LABORATORY STUDY OF THE EFFECTS OF RELATIVE DENSITY AND NON-PLASTIC FINES ON LIQUEFACTION POTENTIAL AND SETTLEMENT OF SATURATED SAND

In liquefaction occurrence, shear strength of loose cohesionless deposits of saturated soil is considerably reduced or even is lost when subjected to dynamic or seismic loads. The earthquake-induced liquefaction can cause significant damage to existing facilities and structures.It is, therefore, of prime importance to deeply understand the liquefaction mechanism and the related and affecting parameters on this phenomenon. In the current study, using a semi- automated shaking table, the effect of the relative density and the percentage of non-plastic fine content of soil material on the liquefaction potential and the settlement of saturated sand layers were investigated. Acceleration of the shaking table in all tests was adopted to be constant and equal to 0.3g having a frequency of approximately 4.7 Hz. In contrast to many other researchers conducted in recent years, loose and very loose sands are considered for experimental studies.

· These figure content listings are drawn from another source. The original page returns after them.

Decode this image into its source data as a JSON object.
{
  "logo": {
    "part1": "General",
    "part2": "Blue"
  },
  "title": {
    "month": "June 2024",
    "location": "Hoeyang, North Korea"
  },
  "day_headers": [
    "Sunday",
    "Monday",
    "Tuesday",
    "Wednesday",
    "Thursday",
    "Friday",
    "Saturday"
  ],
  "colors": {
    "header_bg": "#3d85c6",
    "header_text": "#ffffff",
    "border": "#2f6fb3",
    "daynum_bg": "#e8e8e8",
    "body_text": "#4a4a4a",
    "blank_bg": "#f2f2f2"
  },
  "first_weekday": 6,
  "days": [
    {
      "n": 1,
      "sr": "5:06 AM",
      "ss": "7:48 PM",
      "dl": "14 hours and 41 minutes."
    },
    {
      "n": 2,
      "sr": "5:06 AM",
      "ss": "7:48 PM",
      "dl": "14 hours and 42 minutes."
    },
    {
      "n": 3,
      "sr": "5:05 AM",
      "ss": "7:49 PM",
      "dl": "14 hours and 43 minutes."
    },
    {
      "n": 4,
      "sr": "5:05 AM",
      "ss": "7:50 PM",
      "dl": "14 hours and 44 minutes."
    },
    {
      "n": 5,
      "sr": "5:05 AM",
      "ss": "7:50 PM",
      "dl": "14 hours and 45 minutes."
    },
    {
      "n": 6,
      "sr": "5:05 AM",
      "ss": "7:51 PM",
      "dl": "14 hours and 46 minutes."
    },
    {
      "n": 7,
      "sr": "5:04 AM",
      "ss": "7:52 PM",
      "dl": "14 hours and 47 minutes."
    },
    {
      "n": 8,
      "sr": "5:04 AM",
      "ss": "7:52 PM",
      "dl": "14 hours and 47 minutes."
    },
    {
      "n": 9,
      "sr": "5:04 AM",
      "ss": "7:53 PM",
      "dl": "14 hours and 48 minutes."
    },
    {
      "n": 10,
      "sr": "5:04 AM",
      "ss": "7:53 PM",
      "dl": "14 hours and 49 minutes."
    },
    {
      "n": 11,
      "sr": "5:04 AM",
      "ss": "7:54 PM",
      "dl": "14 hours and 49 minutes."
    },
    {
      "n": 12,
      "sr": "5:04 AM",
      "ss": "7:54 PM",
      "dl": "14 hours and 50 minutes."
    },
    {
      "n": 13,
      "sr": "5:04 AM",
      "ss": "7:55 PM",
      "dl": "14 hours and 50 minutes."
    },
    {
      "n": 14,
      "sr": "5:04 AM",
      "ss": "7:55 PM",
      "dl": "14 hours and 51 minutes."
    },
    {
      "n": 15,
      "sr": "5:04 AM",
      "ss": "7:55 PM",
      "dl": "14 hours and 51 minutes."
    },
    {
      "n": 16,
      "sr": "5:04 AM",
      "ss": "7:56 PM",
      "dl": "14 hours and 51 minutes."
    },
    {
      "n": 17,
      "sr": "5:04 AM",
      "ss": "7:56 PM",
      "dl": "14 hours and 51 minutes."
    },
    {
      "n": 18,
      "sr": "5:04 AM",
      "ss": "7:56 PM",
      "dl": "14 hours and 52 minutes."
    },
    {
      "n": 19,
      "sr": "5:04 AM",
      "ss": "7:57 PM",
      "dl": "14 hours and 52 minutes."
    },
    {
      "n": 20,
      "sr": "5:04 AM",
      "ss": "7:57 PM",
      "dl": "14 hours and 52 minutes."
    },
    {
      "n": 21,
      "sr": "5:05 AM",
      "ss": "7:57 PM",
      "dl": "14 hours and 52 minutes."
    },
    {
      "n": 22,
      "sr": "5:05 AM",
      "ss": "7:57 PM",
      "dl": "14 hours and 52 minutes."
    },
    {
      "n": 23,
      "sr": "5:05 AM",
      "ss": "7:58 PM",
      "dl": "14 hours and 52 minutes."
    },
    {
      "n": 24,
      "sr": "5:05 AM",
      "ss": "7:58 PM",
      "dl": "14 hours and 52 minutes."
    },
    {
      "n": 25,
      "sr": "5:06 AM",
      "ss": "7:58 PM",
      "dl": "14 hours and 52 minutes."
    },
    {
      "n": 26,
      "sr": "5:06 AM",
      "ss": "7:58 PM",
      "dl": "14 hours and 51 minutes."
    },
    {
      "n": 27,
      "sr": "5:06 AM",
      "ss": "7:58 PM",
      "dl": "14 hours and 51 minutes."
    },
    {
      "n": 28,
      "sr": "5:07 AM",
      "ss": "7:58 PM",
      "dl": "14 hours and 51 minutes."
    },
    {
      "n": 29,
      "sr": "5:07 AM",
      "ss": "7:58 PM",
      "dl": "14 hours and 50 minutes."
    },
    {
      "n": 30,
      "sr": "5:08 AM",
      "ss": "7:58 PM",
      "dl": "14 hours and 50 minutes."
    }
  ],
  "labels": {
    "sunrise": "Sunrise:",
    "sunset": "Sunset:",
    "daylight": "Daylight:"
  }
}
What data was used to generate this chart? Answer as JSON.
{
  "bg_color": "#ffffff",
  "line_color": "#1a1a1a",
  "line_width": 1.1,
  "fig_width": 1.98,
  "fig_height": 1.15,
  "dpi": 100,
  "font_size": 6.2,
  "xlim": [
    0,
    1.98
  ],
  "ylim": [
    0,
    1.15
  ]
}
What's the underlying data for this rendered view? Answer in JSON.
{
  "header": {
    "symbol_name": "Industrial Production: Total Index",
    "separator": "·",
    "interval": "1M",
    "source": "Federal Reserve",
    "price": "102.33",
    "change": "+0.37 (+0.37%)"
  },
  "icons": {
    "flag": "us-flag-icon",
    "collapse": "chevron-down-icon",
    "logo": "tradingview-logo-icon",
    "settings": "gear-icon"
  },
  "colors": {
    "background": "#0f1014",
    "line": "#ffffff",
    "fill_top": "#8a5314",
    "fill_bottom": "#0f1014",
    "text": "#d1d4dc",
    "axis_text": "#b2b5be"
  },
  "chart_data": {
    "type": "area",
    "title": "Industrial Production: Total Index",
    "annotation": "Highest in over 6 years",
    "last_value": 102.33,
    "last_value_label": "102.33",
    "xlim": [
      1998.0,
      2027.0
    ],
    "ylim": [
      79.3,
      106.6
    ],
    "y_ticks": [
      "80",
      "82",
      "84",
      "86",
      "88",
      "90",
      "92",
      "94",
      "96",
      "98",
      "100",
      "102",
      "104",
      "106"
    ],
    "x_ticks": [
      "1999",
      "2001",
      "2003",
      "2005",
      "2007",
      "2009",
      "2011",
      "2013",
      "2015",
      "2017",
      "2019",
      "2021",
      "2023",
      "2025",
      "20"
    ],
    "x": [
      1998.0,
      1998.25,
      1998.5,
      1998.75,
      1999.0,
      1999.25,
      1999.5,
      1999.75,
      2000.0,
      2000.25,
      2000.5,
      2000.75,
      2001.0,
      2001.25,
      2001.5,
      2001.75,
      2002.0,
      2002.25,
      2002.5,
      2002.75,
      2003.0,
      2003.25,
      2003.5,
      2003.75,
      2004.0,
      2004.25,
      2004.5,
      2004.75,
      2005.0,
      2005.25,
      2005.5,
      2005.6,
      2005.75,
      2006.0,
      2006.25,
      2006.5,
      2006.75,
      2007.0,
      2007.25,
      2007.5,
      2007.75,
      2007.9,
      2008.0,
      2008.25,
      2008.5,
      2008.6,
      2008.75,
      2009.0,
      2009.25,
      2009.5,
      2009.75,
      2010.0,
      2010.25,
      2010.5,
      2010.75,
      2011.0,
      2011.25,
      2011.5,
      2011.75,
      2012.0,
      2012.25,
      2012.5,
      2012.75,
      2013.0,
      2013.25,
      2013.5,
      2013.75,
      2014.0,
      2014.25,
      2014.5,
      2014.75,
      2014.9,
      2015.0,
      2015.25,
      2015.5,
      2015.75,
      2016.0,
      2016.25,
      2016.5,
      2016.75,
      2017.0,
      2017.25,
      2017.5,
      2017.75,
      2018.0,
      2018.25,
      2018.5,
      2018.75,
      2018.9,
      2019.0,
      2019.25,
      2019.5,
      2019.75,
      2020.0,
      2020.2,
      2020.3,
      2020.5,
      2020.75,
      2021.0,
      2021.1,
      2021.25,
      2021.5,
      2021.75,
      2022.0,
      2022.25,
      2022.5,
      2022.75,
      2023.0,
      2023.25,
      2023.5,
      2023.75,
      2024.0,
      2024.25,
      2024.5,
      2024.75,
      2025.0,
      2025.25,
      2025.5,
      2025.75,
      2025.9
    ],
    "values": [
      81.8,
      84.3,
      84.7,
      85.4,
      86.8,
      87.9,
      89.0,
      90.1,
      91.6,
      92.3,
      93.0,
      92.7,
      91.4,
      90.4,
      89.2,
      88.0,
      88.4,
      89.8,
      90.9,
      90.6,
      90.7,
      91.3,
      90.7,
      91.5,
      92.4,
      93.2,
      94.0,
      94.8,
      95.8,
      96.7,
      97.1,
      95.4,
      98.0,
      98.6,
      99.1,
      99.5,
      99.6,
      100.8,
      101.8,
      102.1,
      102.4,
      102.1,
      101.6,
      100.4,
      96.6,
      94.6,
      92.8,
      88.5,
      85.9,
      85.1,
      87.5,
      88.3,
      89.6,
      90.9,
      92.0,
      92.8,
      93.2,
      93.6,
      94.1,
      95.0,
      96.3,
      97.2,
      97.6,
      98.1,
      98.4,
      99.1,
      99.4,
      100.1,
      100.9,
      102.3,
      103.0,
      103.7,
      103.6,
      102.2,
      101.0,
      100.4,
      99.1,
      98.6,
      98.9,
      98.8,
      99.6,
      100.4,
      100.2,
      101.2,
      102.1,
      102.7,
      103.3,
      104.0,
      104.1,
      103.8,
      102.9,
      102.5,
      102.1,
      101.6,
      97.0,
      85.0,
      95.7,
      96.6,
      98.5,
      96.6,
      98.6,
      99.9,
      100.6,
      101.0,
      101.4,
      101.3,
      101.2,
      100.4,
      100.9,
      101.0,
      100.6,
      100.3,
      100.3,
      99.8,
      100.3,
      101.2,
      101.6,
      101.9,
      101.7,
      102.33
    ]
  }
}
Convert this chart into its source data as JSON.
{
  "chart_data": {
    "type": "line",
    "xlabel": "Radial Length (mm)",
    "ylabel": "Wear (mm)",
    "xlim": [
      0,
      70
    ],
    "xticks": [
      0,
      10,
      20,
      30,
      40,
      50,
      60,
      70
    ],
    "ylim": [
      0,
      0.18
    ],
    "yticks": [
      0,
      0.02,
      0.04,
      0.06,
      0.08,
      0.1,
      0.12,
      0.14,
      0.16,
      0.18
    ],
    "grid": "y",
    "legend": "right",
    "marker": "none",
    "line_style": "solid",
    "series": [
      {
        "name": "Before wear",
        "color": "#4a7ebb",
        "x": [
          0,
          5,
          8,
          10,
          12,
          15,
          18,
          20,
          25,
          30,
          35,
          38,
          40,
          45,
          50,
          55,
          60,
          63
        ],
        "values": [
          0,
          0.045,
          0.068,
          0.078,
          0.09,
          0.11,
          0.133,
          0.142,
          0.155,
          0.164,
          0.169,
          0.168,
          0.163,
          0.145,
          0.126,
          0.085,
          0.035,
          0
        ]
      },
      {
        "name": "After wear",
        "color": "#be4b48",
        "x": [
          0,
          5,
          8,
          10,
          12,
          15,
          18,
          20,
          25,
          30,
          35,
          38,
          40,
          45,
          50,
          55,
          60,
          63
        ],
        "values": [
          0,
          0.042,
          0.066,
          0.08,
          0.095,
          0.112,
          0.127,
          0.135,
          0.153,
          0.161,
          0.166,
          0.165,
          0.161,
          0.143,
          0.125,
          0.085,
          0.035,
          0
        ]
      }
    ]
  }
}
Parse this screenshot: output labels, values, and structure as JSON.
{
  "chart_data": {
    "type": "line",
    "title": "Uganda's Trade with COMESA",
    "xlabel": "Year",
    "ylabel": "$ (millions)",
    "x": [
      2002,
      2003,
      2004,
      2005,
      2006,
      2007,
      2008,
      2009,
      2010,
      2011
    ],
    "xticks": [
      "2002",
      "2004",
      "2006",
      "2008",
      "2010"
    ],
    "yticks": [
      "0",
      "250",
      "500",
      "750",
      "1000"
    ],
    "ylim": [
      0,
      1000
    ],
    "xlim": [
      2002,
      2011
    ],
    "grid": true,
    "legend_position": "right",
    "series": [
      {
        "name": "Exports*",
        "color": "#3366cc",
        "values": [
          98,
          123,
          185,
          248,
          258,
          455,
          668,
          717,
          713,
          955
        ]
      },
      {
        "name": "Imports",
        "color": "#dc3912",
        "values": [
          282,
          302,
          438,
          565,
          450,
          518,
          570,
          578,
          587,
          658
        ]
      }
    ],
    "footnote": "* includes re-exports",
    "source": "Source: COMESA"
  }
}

Further, shaking table studies conducted here on these materials are considered as relatively large scale tests which notably differ from those conducted mostly by common triaxial tests in the past. The results obtained showed that the higher the relative density, the lesser is the pore water pressure even if the shaking level is high and that the probability of liquefaction is reduced to the lowest level. In addition, the surface settlement of soil layer is significantly reduced. It was also observed that, despite the existing challenges and even opposing point of views among researchers, an increase in the percent of non-plastic fine content in the soil material would lead to a reduction in settlement of soil layer and ironically, to an increase in pore water pressure. Other observations on the experiments conducted in this research verified that the time during which soil remains in liquefied state is reduced if and/or percentage of fine content of soil material is high.